Many people give up on their resolutions simply because their goals are ambitious, they’re almost unattainable. That’s why Jen A. Miller advises in her article “How to Make (and Keep) a New Year’s Resolution” for The New York Times that you need to make resolutions that are SMART:
- Specific: Make sure your goals aren’t too vague. For example, instead of stating, “We want to increase revenue significantly this year,” you could state, “We want to increase revenue by 15 percent in Q1.”
- Measurable: Whether you want to increase something or change the way you do things, you need to be able to measure your progress. For instance, if you want your team to be more environmentally friendly, you can state something like, “We’ll immediately start bringing travel mugs to work instead of using disposable cups, and we’ll eliminate printed documents by the end of Q2.”
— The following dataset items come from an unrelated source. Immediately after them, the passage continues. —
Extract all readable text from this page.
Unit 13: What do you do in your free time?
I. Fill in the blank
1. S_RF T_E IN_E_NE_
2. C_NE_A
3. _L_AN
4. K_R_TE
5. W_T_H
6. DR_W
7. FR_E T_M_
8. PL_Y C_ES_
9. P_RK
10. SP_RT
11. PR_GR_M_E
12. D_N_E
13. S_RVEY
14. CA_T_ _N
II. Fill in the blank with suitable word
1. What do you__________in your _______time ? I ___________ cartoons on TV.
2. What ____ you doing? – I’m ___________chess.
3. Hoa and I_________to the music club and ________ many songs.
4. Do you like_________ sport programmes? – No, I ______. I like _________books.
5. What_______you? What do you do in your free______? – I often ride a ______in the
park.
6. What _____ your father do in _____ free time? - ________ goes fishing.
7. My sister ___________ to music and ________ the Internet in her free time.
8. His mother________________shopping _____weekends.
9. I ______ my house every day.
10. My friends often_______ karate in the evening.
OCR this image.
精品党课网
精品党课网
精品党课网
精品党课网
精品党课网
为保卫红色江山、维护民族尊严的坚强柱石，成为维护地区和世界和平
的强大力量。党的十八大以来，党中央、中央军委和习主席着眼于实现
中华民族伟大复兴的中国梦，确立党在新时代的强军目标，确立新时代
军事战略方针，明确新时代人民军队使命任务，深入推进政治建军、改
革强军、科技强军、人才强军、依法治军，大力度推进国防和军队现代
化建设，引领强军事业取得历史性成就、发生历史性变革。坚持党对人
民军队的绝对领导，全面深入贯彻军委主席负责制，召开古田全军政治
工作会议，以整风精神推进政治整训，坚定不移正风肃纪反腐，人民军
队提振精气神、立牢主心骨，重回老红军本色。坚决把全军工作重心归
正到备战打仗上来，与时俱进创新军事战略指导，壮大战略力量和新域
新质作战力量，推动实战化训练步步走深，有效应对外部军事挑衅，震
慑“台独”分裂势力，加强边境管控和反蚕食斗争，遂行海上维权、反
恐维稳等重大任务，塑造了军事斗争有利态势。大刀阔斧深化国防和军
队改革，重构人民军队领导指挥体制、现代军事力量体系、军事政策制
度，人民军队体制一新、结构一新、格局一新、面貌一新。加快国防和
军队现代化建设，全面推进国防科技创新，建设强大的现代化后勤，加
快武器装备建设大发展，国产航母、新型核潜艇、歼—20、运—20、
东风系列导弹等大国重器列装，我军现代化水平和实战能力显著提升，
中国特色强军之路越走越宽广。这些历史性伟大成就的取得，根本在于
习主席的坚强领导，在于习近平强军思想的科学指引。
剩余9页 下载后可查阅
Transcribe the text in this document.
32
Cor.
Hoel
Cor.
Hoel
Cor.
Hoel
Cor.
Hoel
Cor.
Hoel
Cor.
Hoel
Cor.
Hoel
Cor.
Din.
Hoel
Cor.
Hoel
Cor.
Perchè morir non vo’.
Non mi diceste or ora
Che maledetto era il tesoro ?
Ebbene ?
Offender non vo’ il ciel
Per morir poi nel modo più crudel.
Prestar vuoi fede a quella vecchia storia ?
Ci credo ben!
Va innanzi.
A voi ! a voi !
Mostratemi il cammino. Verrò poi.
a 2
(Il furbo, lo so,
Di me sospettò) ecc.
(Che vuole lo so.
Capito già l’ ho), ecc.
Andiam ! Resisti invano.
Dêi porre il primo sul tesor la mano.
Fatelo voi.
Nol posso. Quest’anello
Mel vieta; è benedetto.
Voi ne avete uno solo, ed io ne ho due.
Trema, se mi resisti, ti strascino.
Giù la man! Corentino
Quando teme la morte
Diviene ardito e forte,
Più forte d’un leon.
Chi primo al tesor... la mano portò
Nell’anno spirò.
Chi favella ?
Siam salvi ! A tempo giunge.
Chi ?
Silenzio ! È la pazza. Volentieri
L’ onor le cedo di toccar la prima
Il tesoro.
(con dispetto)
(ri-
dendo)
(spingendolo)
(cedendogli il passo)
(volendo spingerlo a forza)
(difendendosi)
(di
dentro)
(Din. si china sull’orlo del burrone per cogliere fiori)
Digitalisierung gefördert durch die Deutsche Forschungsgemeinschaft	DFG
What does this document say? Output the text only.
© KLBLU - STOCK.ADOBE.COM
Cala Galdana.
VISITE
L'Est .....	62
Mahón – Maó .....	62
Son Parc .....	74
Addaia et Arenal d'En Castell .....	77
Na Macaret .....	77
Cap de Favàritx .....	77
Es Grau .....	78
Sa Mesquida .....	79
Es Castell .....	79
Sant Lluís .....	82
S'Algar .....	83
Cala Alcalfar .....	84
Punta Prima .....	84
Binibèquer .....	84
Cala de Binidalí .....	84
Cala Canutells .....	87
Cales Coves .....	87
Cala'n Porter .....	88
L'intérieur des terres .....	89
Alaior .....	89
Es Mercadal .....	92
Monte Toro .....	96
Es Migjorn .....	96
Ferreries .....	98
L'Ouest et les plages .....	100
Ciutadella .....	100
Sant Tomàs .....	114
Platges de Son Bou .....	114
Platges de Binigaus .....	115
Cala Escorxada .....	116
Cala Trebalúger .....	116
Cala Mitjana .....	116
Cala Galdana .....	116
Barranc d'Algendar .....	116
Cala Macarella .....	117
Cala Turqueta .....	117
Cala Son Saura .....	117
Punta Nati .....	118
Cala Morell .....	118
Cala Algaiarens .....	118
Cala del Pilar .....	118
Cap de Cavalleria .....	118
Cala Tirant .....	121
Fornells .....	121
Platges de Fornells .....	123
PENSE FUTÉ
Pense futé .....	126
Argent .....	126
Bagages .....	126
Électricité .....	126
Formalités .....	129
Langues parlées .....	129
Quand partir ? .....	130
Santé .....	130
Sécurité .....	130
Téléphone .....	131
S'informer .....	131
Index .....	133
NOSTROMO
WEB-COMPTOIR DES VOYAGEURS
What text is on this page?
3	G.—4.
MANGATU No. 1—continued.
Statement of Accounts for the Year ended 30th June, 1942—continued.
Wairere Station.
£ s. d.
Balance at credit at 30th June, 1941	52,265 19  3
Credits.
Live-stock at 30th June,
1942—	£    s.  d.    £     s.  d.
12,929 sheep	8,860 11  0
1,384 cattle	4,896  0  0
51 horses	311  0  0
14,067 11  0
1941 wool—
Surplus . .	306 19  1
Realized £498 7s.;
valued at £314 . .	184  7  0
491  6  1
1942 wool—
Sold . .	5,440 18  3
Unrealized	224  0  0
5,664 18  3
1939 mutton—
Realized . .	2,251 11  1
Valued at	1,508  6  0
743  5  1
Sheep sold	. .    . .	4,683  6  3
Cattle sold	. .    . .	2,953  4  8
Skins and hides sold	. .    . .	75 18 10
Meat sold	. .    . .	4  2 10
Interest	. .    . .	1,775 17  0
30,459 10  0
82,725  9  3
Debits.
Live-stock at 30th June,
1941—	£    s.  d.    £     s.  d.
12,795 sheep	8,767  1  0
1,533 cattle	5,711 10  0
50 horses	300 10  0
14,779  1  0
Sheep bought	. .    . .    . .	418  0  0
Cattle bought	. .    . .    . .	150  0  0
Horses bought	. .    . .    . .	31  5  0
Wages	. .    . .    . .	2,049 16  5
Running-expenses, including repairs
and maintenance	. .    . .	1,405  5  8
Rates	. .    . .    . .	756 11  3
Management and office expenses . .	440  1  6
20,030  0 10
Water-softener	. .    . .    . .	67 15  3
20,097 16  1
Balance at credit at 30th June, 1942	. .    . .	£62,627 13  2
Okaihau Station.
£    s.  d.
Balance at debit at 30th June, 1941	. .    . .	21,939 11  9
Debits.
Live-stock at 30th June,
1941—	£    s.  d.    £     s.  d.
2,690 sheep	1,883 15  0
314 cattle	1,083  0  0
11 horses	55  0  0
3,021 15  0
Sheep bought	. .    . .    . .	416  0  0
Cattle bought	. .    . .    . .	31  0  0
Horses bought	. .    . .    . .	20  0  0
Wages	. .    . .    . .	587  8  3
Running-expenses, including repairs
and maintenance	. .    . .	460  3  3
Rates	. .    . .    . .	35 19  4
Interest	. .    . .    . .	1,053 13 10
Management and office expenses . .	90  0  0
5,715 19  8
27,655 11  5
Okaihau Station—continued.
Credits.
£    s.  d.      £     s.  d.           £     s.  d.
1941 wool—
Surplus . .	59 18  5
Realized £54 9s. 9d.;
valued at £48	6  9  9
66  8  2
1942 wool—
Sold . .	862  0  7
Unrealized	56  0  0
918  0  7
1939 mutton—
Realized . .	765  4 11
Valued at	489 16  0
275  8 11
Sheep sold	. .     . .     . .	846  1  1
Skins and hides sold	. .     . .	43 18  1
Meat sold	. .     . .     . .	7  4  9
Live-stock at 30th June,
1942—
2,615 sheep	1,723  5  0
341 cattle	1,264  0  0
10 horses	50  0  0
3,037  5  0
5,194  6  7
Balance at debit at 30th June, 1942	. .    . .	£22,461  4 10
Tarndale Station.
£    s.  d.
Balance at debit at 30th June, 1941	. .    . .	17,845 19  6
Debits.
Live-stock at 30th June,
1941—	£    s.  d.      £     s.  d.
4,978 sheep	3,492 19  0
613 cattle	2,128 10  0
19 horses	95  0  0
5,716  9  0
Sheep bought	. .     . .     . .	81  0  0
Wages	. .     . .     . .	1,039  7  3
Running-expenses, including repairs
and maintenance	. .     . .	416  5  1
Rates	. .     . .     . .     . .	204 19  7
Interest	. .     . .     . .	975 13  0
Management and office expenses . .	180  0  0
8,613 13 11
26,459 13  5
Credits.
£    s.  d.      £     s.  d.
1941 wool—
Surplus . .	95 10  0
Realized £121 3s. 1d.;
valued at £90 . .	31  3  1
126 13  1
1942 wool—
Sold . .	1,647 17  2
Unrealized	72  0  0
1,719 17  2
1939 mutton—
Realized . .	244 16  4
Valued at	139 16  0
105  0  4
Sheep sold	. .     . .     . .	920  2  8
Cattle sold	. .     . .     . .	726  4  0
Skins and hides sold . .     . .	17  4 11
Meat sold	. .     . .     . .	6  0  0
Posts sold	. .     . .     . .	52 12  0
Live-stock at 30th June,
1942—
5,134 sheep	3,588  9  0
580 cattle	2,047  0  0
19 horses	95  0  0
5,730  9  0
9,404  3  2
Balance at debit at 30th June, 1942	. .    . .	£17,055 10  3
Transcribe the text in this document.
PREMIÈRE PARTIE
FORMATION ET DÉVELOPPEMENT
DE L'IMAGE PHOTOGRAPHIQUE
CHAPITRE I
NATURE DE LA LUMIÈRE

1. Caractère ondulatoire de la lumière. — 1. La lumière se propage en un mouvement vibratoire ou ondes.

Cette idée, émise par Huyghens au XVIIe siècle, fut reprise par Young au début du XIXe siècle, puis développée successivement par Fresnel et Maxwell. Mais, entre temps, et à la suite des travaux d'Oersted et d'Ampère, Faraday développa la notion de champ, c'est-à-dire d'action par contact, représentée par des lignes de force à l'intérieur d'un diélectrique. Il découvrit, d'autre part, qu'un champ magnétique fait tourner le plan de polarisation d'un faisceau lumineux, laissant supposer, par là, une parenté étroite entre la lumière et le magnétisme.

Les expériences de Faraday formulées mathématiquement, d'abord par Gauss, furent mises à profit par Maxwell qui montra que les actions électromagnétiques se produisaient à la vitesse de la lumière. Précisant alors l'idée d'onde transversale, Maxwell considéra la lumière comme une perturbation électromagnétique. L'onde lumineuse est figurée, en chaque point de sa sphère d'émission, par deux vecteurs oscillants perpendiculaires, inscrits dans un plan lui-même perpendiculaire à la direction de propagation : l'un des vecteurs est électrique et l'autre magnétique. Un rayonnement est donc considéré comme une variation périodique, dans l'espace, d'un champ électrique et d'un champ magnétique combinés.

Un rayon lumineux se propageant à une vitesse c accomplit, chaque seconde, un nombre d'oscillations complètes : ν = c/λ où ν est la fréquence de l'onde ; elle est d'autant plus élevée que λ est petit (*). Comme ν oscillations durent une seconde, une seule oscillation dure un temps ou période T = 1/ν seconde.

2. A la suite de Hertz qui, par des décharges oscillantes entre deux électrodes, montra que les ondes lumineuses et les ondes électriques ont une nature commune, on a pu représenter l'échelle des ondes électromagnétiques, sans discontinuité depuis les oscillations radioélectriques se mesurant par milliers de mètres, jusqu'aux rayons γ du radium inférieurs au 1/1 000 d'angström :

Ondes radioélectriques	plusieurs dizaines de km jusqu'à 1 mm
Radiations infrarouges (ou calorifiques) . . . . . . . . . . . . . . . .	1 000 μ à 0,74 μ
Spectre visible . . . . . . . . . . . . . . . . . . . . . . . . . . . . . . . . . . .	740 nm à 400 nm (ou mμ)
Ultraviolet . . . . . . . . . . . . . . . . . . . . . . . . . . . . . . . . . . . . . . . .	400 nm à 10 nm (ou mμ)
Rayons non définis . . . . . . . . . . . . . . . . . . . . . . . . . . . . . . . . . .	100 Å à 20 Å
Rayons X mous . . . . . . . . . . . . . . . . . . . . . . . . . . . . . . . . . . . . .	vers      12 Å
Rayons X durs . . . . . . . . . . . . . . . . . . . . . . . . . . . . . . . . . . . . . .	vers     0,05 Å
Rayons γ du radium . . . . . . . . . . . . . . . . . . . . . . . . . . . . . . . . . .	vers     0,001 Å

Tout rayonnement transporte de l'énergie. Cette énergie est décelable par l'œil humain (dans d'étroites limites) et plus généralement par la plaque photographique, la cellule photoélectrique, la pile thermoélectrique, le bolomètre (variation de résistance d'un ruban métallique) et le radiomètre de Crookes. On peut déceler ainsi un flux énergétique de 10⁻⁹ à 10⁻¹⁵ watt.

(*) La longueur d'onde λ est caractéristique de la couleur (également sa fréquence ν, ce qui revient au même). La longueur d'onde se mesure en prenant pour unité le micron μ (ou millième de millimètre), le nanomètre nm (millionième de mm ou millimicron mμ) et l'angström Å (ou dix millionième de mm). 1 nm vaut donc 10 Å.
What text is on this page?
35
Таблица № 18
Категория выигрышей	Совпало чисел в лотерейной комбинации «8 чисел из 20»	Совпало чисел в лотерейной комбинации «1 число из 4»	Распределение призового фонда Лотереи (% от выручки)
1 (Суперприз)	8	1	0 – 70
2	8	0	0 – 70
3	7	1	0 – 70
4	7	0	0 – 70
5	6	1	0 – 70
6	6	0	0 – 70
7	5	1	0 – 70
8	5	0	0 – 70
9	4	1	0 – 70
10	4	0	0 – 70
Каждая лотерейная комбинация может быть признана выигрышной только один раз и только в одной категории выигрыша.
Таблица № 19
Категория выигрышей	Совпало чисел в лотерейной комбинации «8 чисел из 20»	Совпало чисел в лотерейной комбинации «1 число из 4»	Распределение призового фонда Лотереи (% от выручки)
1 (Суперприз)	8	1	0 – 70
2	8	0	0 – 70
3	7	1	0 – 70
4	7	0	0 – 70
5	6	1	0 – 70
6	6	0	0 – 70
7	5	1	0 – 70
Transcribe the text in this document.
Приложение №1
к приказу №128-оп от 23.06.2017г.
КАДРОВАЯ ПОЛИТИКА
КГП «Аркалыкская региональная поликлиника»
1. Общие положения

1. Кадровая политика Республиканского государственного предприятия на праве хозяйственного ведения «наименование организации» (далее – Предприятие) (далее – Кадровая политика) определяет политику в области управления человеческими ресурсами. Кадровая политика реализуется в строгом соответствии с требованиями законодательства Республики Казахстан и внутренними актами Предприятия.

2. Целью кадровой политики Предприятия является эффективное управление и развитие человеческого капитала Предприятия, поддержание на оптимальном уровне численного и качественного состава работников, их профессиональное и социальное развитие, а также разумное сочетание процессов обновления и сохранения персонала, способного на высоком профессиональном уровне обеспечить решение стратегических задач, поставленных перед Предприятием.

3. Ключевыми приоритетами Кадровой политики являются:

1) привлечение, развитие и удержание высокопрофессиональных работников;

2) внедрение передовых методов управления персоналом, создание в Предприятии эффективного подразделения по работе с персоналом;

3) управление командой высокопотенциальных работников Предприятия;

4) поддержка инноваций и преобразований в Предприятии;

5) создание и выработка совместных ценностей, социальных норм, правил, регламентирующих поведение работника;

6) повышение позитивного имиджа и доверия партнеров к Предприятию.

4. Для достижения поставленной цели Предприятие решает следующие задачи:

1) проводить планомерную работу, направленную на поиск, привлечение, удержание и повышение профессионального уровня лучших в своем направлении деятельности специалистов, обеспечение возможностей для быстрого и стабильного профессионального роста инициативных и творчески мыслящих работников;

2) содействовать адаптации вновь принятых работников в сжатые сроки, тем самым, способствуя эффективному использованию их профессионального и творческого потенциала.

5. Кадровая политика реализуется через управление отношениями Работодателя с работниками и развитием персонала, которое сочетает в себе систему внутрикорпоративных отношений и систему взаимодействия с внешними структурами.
- Achievable: Make sure your goals are attainable. If necessary, break them down into smaller steps. So instead of deciding to replace your entire legacy computer system within six months, opt to replace the various programs by new apps at a pace of one each month.
- Relevant: Are your resolutions truly relevant to the purpose of your team? Make sure they support your company’s mission and your team’s immediate goals — that way, you’re more likely to get all of your team members on board.
- Time-bound: Remember to allocate sufficient time to achieve your goals. Keep in mind that new habits aren’t learned overnight, and many objectives take longer than you’d initially think to achieve.
So take some time to review your resolutions to see if they’re SMART — and if not, adapt them accordingly.
It’s often easier to keep your resolutions when you have people supporting you and keeping you accountable. So share your resolutions with your team, and schedule meetings at the end of each month to see how you’re progressing. (Just keep in mind that since this year is a leap year, February has one day more than usual!)
Finally, don’t let small missteps or failures discourage you. Instead, hold a team meeting to determine what went wrong and why — and then outline a plan to get back on track.